We are demonizing salt and liberalizing sugar
- The nutrition recommendations from the 1980’s that aren’t actually relevant or factual are still the ones being utilized. At best, my doctor’s notes on a patient’s high cholesterol might say “pursue a low fat diet, low sodium diet with Mediterranean focus”, which in theory is impossible because the Greek diet is rich in fat and flavor, as it should be. No one is certainly drinking LMNT or promoting electrolyte use for blood volume.
We offer free samples of nutritional shakes that worsen health.
- Ensure, Boost – have you looked at the ingredients in these products? They are full of soybean oil, high fructose corn syrup, and they cost more than their more nutritious alternatives on the shelf. Note that tube feeds are full of most of these ingredients, too.
The solutions are outdated and not applicable
- Don’t even get me started on the hospital handouts. The meal guides. Barf. I couldn’t believe what was on the menu. What patients took to heart as a balanced meal. Recently, most of my gestational diabetes patients question the handouts they were given. “Why does it say 60g of carb per meal? I didn’t even eat that pre-pregnancy?” They’re right, most of the clinical handouts are based on old literature. I hate to remake all of my own handouts to actually mirror successful outcomes for this population.
We’re not on the same page.
- To date, I’ve had three doctors appreciate my nutrition efforts made with their patients. They stand out vividly in my mind. The others? Usually avoid eye contact, oftentimes undermine my recommendations, and normalize the use of diet coke and artificial sweeteners. I haven’t found much support. I don’t think it’s productive to undermine your co-workers looking to solve a common problem. But perhaps they aren’t interested in solving it?
Life is short. I want to make big change. I want to, cheesy as it sounds, change lives. And I want to ensure that my patients truly understand lifestyle interventions that lead to confidence in their health. A confidence that transcends through their family unit and makes grocery shopping and cooking easier.

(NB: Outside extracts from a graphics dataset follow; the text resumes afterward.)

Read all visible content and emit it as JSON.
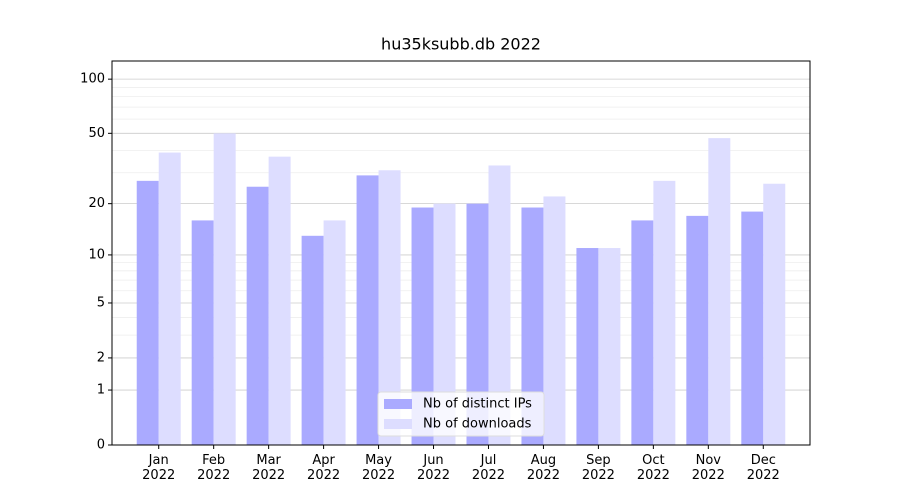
{
  "chart_data": {
    "type": "bar",
    "title": "hu35ksubb.db 2022",
    "categories": [
      "Jan\n2022",
      "Feb\n2022",
      "Mar\n2022",
      "Apr\n2022",
      "May\n2022",
      "Jun\n2022",
      "Jul\n2022",
      "Aug\n2022",
      "Sep\n2022",
      "Oct\n2022",
      "Nov\n2022",
      "Dec\n2022"
    ],
    "series": [
      {
        "name": "Nb of distinct IPs",
        "color": "#aaaaff",
        "values": [
          27,
          16,
          25,
          13,
          29,
          19,
          20,
          19,
          11,
          16,
          17,
          18
        ]
      },
      {
        "name": "Nb of downloads",
        "color": "#ddddff",
        "values": [
          39,
          50,
          37,
          16,
          31,
          20,
          33,
          22,
          11,
          27,
          47,
          26
        ]
      }
    ],
    "yscale": "log1p",
    "ylim": [
      0,
      126
    ],
    "yticks": [
      0,
      1,
      2,
      5,
      10,
      20,
      50,
      100
    ],
    "minor_yticks": [
      3,
      4,
      6,
      7,
      8,
      9,
      30,
      40,
      60,
      70,
      80,
      90
    ],
    "grid": true,
    "legend": "lower center"
  }
}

But, I certainly don’t want to downplay the amazing change that can happen in a conventional healthcare setting. I just don’t see it happen, often. I did have so many amazing moments in the past 6 years; most of them are centered around patient experiences, their breakthrough, mindset transformations, owning their health.
- The mother of an autistic son who finally mastered a continuous glucose monitor
- The family interventions where everyone decided to change their diet to support Mom/Dad and actually stuck to it
- The insulin pump trainings for those who had never had good insurance before and saw vast improvements in their health
- starting a tube-less insulin pump on a mother who had never worn a bikini without her device showing
- The Christmas gifts from my cancer survivors
- Discussing private matters – how to date, how to drink, how to be intimate, and normalizing them – with my diabetic patients.
- These reasons kept me inspired from an extra year! I’ll miss my patients that I have built a 3 year relationship with, becoming their confidant. Seeing some of them more often than they saw their own doctor.
In the past six years, I’ve learned a lot from uphill battles. And, I received a really great understanding of the conventional healthcare system. But, man am I excited for the future and what this year brings. A freedom to practice wellness, not just manage sickness.